In his book En route pour la mer Glaciale, Emile Petitot recounts his visit with Francois Beaulieu in 1862 at Salt River (near Fort Smith).

"That same night we set up our tent at Salt River. It is an undrinkable river whose source is the Caribou Mountains. The salt of this river is deposited naturally on the shore where a great quantity is taken to supply all the forts and missions of the north.
This river belongs to its discoverer, a French Metis called Beaulieu, who has worked a piece of land into a nice farm where he lives with several of his children.
He is one of the oldest who witnessed the events that happened in the north. His father, a Frenchman, was a coureur de bois working for the "Compagnie des Sioux". He came to this region that no one in Canada knew about. His son, our hero, who he had from a Chipewyan wife, saw arrive, in 1780, the first explorer of Great Slave Lake, Peter Pond; then in 1789, Sir Alexander Mackenzie.
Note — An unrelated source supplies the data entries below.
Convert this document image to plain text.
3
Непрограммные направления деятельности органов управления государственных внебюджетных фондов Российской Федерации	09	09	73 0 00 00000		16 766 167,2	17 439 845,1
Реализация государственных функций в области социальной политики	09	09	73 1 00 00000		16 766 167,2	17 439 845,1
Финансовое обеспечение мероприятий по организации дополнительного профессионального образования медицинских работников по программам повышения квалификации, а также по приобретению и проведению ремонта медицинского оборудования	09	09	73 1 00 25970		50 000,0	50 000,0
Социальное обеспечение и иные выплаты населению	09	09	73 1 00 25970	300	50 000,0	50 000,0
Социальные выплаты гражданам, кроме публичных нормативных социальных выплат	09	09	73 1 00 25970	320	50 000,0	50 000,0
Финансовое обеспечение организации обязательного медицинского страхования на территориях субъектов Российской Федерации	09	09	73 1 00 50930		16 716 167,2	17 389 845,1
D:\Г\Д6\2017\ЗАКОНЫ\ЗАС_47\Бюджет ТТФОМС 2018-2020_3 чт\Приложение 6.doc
His uncle, Jacques Beaulieu, served as interpreter for the first of the officers of the Hudson's Bay Company. Himself at 18, accompanied to Great Bear Lake another Mackenzie who was a professional hunter. In 1825, he was the interpreter of Sir John Franklin.

Chosen by the Yellowknife tribe as their chief, Beaulieu became the terror of the Dogribs, the Slaveys and the Sekanis of whom he killed a dozen, around Fort Halkett. This Metis sultan, "sybarite" of the desert, who was of French blood but raised like a pagan, had three wives; one Cree, one Dene and one Metis. He also had children in all the tribes he had visited, without counting six married children, fathers and mothers or grown children, that lived with him.

In 1845, Beaulieu, saw the first Canadian missionary, Father Jean-Baptiste Thibault, at Portage La Loche. The faith of his father, that covered his pagan soul, was awakened. He became a serious convert, put away two of his wives and kept only the old Metis woman with whom he would remain faithful. He helped the others, returned their children, and insured that they were fed and supported. After that, the patriarch, which is what Beaulieu was called in this place, retired to Salt River, and sold its produce to the Hudson's Bay Company. The salt, the crops from his fields, milk from his cows, fish "coregone" from the Slave River, and the hunt, was ample enough to assure him and his dependents an easy life. He also traded in furs.

When I saw Beaulieu, in 1862, he was 85 years old, yet he still hunted by himself, travelled hundreds of miles, running behind his dogs. He died a few days after his birthday at 101 years old, leaving behind a brother in law named Poitras who was almost as old as him." (translation of pages 312 to 314)

==Personal life==
In 1848, 'Old Man Beaulieu' was baptized by Father Alexandre-Antonin Taché, O.M.I., at Portage La Loche and became an active adherent to the Roman Catholic religion, as a result of which, at the age of 80, he dismissed two of his wives. He thereafter spent much energy promoting the Catholic faith.